Phase 7: Root Cause Analysis
Trace the causal chain from the failure backward:
- What assertion failed, and what was the actual vs expected state?
- Why was the resource/condition in that state?
- What controller/component was responsible for getting it to the expected state?
- What prevented it from doing so?
- Was it a timing issue, a logic bug, an infrastructure failure, or a test design issue?

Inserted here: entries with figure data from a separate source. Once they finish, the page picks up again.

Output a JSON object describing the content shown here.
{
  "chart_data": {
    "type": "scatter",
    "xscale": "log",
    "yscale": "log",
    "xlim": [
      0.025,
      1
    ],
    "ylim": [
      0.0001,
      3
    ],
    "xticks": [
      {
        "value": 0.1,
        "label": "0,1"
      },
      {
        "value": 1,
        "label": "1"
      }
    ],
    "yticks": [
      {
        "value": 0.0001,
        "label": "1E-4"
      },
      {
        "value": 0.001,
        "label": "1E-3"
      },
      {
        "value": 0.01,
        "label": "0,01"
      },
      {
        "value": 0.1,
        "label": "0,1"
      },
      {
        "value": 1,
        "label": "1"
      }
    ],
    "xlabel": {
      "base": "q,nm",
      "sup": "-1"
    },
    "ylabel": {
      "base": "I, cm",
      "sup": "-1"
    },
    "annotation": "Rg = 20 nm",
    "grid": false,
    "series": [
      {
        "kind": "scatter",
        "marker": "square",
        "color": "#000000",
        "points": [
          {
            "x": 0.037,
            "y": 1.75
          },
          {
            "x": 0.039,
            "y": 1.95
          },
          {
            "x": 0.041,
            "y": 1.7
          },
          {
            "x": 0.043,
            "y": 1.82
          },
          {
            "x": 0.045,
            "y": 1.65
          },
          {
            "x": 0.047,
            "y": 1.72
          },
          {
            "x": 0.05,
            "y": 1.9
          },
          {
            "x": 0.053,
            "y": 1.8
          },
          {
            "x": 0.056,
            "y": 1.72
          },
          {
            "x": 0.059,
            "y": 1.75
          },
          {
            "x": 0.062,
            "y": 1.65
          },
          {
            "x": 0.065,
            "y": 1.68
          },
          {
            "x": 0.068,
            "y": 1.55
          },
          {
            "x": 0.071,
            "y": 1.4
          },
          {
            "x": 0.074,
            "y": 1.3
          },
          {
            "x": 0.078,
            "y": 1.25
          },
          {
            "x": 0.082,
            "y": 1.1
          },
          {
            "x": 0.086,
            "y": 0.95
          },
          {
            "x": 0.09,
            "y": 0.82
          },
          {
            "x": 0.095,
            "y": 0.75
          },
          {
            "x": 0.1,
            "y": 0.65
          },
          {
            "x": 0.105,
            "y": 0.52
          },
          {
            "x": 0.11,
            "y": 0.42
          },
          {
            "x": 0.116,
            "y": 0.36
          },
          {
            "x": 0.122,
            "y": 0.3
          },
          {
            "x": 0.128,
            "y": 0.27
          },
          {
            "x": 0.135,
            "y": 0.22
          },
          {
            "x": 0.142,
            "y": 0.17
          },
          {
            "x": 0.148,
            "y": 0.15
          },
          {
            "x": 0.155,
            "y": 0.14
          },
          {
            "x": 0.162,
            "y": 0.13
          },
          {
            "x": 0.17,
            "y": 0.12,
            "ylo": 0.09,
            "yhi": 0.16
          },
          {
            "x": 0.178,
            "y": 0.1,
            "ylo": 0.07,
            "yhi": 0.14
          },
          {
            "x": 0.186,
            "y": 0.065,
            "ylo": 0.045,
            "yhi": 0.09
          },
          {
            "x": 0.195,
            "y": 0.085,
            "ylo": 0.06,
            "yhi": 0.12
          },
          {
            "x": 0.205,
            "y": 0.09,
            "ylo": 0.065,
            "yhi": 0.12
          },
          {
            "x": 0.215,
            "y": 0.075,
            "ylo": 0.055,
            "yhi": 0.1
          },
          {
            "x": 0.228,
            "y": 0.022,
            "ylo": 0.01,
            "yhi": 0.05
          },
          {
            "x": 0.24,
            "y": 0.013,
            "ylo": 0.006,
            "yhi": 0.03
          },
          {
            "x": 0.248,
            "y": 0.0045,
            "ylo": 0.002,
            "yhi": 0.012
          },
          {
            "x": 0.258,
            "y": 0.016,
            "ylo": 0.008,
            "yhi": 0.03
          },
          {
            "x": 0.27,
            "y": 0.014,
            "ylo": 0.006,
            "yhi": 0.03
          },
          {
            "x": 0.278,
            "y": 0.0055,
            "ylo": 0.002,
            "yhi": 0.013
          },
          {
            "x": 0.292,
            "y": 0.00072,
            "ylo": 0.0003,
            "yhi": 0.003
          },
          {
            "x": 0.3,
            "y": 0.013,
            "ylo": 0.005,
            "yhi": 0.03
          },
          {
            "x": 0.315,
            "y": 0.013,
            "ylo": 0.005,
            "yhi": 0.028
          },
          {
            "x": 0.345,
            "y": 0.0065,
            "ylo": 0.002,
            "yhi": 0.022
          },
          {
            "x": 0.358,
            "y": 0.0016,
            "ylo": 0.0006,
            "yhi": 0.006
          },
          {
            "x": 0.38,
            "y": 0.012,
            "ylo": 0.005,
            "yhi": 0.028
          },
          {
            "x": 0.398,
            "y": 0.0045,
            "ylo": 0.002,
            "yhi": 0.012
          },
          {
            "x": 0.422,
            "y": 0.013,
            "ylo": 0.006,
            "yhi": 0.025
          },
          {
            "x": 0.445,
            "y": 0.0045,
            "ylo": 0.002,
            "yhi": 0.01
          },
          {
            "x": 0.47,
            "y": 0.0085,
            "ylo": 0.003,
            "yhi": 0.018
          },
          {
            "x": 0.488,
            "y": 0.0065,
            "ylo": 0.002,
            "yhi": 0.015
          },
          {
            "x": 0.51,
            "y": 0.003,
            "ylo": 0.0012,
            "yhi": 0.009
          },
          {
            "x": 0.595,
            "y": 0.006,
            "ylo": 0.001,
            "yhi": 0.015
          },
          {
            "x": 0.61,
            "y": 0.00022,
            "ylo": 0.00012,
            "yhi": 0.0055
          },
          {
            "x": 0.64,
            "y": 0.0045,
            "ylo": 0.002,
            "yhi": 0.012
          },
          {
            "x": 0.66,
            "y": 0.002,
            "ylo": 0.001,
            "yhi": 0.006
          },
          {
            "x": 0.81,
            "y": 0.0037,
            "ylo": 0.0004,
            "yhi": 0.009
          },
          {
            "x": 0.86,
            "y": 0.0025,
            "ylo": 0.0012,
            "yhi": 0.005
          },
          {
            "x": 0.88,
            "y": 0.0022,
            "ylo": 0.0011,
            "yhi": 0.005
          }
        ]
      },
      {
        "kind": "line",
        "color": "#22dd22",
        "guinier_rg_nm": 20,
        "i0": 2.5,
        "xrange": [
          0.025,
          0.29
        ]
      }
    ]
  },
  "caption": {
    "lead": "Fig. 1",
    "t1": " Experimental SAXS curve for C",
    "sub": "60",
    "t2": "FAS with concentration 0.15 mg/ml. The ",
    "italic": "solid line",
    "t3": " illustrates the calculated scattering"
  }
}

Artifact Structure Reference
./
├── e2e.json # Ginkgo JSON test report
├── junit.e2e.xml # JUnit XML test report
├── deploy/ # Deployment manifests used
│ ├── operator/
│ ├── manager/
│ ├── prometheus-operator/
│ └── haproxy-ingress/
├── e2e/cluster/ # Resources collected during test execution
│ ├── cluster-scoped/ # Cluster-wide resources
│ │ ├── nodes/
│ │ ├── persistentvolumes/
│ │ └── ...
│ └── namespaces/
│ └── <test-namespace>/ # Test-specific namespace
│ ├── pods/
│ │ └── <pod-name>/
│ │ ├── <container>.current # Container logs
│ │ ├── <container>.terminated # Previous container logs
│ │ ├── df.log # Disk usage
│ │ ├── nodetool-gossipinfo.log # Scylla gossip info
│ │ └── nodetool-status.log # Scylla cluster status
│ ├── events.events.k8s.io/
│ ├── statefulsets.apps/
│ ├── jobs/
│ ├── services/
│ ├── configmaps/
│ ├── secrets/
│ ├── scyllaclusters.scylla.scylladb.com/
│ └── scylladbdatacenters.scylla.scylladb.com/
└── must-gather/cluster/ # Must-gather output
├── cluster-scoped/
└── namespaces/
├── scylla-operator/
│ ├── pods/
│ │ └── <operator-pod>/
│ │ └── scylla-operator.current # Operator logs
│ ├── events.events.k8s.io/
│ └── ...
├── scylla-manager/
├── haproxy-ingress/
└── ...
Important Notes
- Always reference specific file paths, line numbers, and timestamps when citing evidence.
- Focus on the causal chain — what led to what.
- Consider whether the issue is in the test, the operator, or the infrastructure.
- If you need more information from a file, say what you need and why.
- This skill provides investigation methodology only. The calling agent determines the output format.